Les jours s’écoulent monotones, constitués des ressassements des questions sans réponses ,de l’enfermement qui ronge et de la douleur physique qui de temps à autre vient se substituer au malaise moral. Curieusement notre héros malgré lui trouvera un certain réconfort auprès d’un serial killer plein d’esprit qui lui révélera le mécanisme impitoyable du système judiciaire made in U.S.A .Au moment de la sentence, il songe à ce que ce dernier lui a appris des rouages secrets du pouvoir fédéral :
« Robert m’en avait montré et dit suffisamment sur sa vision du monde pour que je sache que ça arriverait. Ils n’ont jamais vraiment cherché à arrêter le véritable coupable(…);ça aurait été super d’arrêter le vrai coupable ,mais ça n’était pas une nécessité. Quand une fillette de 12 ans est enlevée à sa riche famille, vous ne pouvez pas ne pas exhiber quelqu’un.

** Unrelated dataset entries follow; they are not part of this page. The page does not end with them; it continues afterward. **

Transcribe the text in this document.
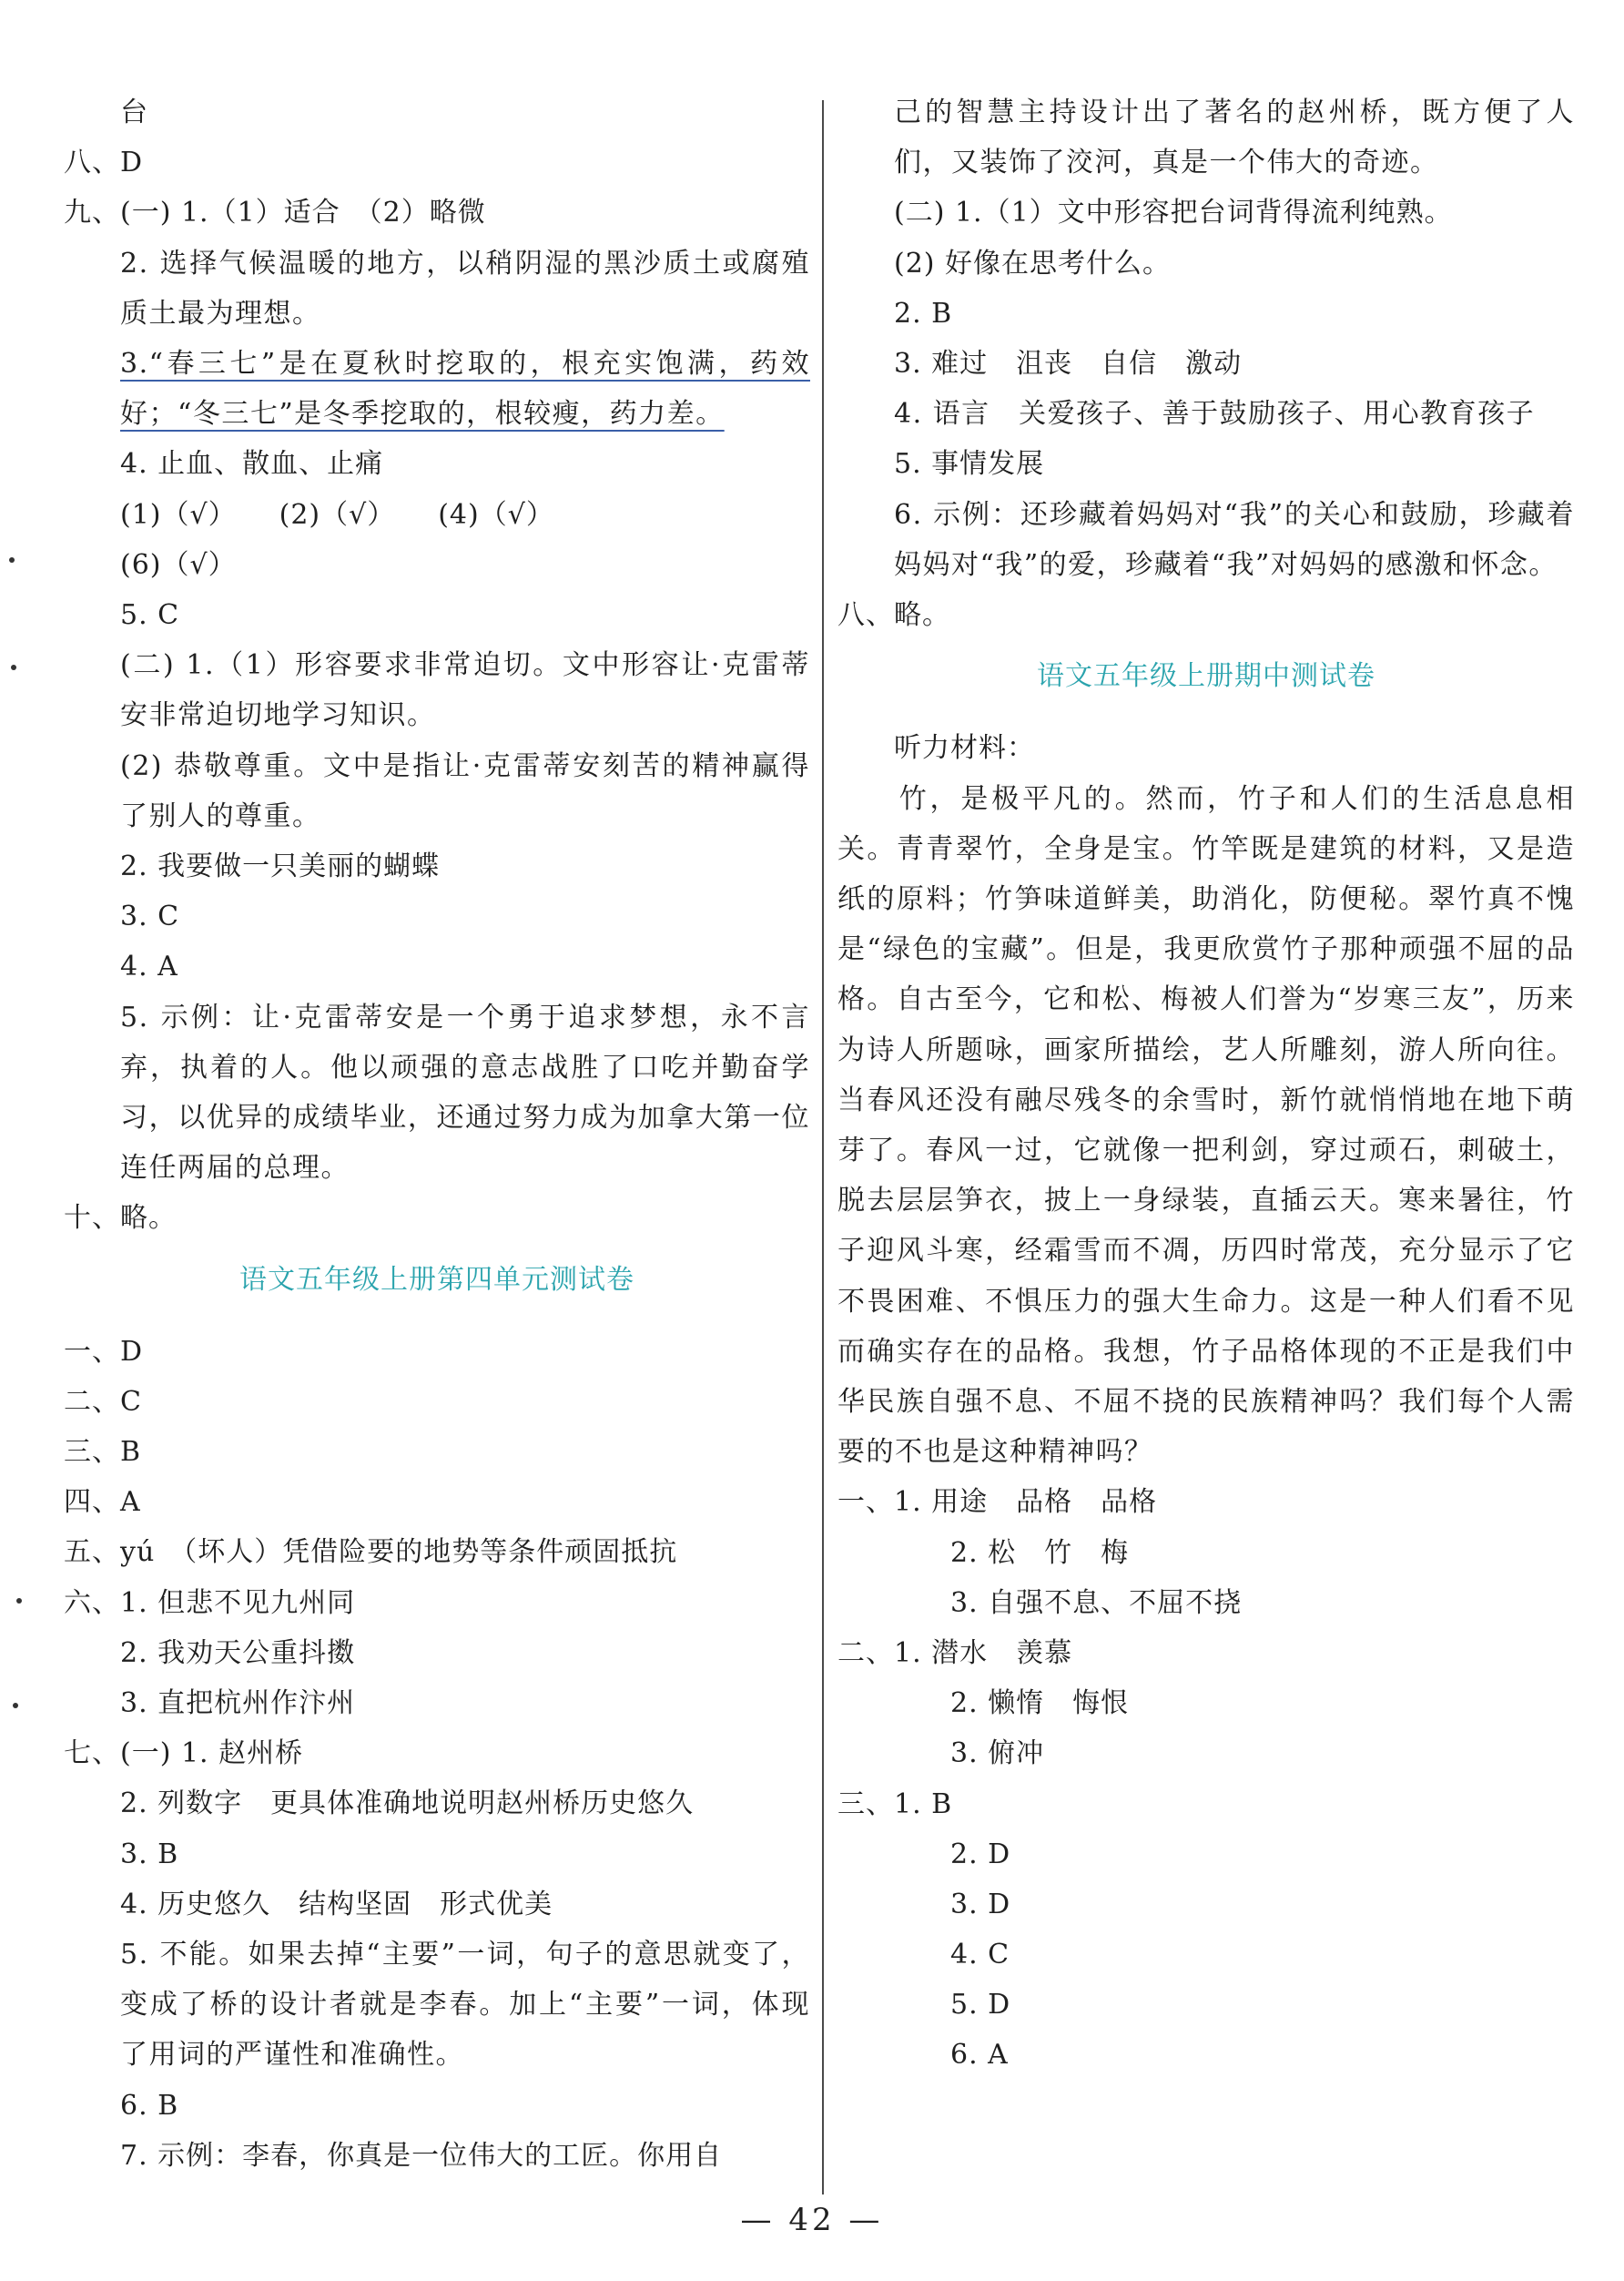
台
八、D
九、(一) 1.（1）适合　（2）略微
2. 选择气候温暖的地方，以稍阴湿的黑沙质土或腐殖质土最为理想。
3.“春三七”是在夏秋时挖取的，根充实饱满，药效好；“冬三七”是冬季挖取的，根较瘦，药力差。
4. 止血、散血、止痛
(1)（√）　　(2)（√）　　(4)（√）
(6)（√）
5. C
(二) 1.（1）形容要求非常迫切。文中形容让·克雷蒂安非常迫切地学习知识。
(2) 恭敬尊重。文中是指让·克雷蒂安刻苦的精神赢得了别人的尊重。
2. 我要做一只美丽的蝴蝶
3. C
4. A
5. 示例：让·克雷蒂安是一个勇于追求梦想，永不言弃，执着的人。他以顽强的意志战胜了口吃并勤奋学习，以优异的成绩毕业，还通过努力成为加拿大第一位连任两届的总理。
十、略。
语文五年级上册第四单元测试卷
一、D
二、C
三、B
四、A
五、yú　（坏人）凭借险要的地势等条件顽固抵抗
六、1. 但悲不见九州同
2. 我劝天公重抖擞
3. 直把杭州作汴州
七、(一) 1. 赵州桥
2. 列数字　更具体准确地说明赵州桥历史悠久
3. B
4. 历史悠久　结构坚固　形式优美
5. 不能。如果去掉“主要”一词，句子的意思就变了，变成了桥的设计者就是李春。加上“主要”一词，体现了用词的严谨性和准确性。
6. B
7. 示例：李春，你真是一位伟大的工匠。你用自
己的智慧主持设计出了著名的赵州桥，既方便了人们，又装饰了洨河，真是一个伟大的奇迹。
(二) 1.（1）文中形容把台词背得流利纯熟。
(2) 好像在思考什么。
2. B
3. 难过　沮丧　自信　激动
4. 语言　关爱孩子、善于鼓励孩子、用心教育孩子
5. 事情发展
6. 示例：还珍藏着妈妈对“我”的关心和鼓励，珍藏着妈妈对“我”的爱，珍藏着“我”对妈妈的感激和怀念。
八、略。
语文五年级上册期中测试卷
听力材料：
　　竹，是极平凡的。然而，竹子和人们的生活息息相关。青青翠竹，全身是宝。竹竿既是建筑的材料，又是造纸的原料；竹笋味道鲜美，助消化，防便秘。翠竹真不愧是“绿色的宝藏”。但是，我更欣赏竹子那种顽强不屈的品格。自古至今，它和松、梅被人们誉为“岁寒三友”，历来为诗人所题咏，画家所描绘，艺人所雕刻，游人所向往。当春风还没有融尽残冬的余雪时，新竹就悄悄地在地下萌芽了。春风一过，它就像一把利剑，穿过顽石，刺破土，脱去层层笋衣，披上一身绿装，直插云天。寒来暑往，竹子迎风斗寒，经霜雪而不凋，历四时常茂，充分显示了它不畏困难、不惧压力的强大生命力。这是一种人们看不见而确实存在的品格。我想，竹子品格体现的不正是我们中华民族自强不息、不屈不挠的民族精神吗？我们每个人需要的不也是这种精神吗？
一、1. 用途　品格　品格
2. 松　竹　梅
3. 自强不息、不屈不挠
二、1. 潜水　羡慕
2. 懒惰　悔恨
3. 俯冲
三、1. B
2. D
3. D
4. C
5. D
6. A
— 42 —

Ils m’ont exhibé moi. » (page 163)
On ne peut pas ne pas songer au « Procès » de Kafka et à l’étrange hostilité des témoins convoqués à la barre pour condamner Meursault dans « L’étranger » d’Albert Camus. Tout le talent de l’écrivain est de rendre tangible la frustration et le sentiment d’impuissance d’un homme qui se résigne à être « ce coupable » que d’autres ont voulu qu’il soit. Progressivement, le lecteur s’aperçoit que Jeff Sutton a été dépossédé de son sentiment de liberté et que le retour à la « vraie vie » ne se fera jamais. Si l’homme n’est jamais totalement innocent, il n’est pas difficile d’en faire un éternel coupable d’une faute à expier.
Présentation de l'éditeur
Charger un passager à l'aéroport, quoi de plus juteux pour un chauffeur de taxi ? Une bonne course vous assure une soirée tranquille. Ce soir-là, pourtant, c'est le début des emmerdes... Tout d'abord la cliente n'a pas assez d'argent sur elle et, pour être réglé, il vous faut entrer dans sa maison pourvue d'amples fenêtres (ne touchez jamais aux fenêtres des gens !). Plus tard, deux jeunes femmes passablement éméchées font du stop. Seulement, une fois dépannées, l'une d'elles déverse sur la banquette son trop-plein d'alcool. La corvée de nettoyage s'avère nécessaire (ne nettoyez jamais votre taxi à la vapeur après avoir touché les fenêtres d'une inconnue !). Après tous ces faux pas, comment s'étonner que deux policiers se pointent en vous demandant des comptes ? Un dernier conseil : ne sous-estimez jamais la capacité de la police à se fourvoyer ! Dans ce roman magistral, Levison dissèque de manière impitoyable les dérives de la société américaine et de son système judiciaire.
Biographie de l'auteur
245 pages Collection : LITTERATURE Prix : 18 € |
08:37 Publié dans 02. polars anglo-saxons | Lien permanent | Commentaires (1) | Facebook | |
Commentaires
Pour ma part j'ai beaucoup aimé ce roman, qui en partant d'un fait véridique ne tombe pas dans le piège du voyeurisme et du bon sentiment distribué à la louche. Avec un personnage témoin de sa propre descente aux enfers , qui ne se révolte pas et qui vit sa situation comme une fatalité contre laquelle il ne peut rien, si ce n'est souligner avec force ironie l'absurdité d'un système qui le détruit, Levinson nous fait la démonstration qu'il n'est pas besoin d'effet de manche ou d'un scénario à moult rebondissements pour décrier une machine aveugle qui broie autant les coupables que les innocents qui passent entre ses mains. Un des meilleurs livres que j'aurai lu cette année!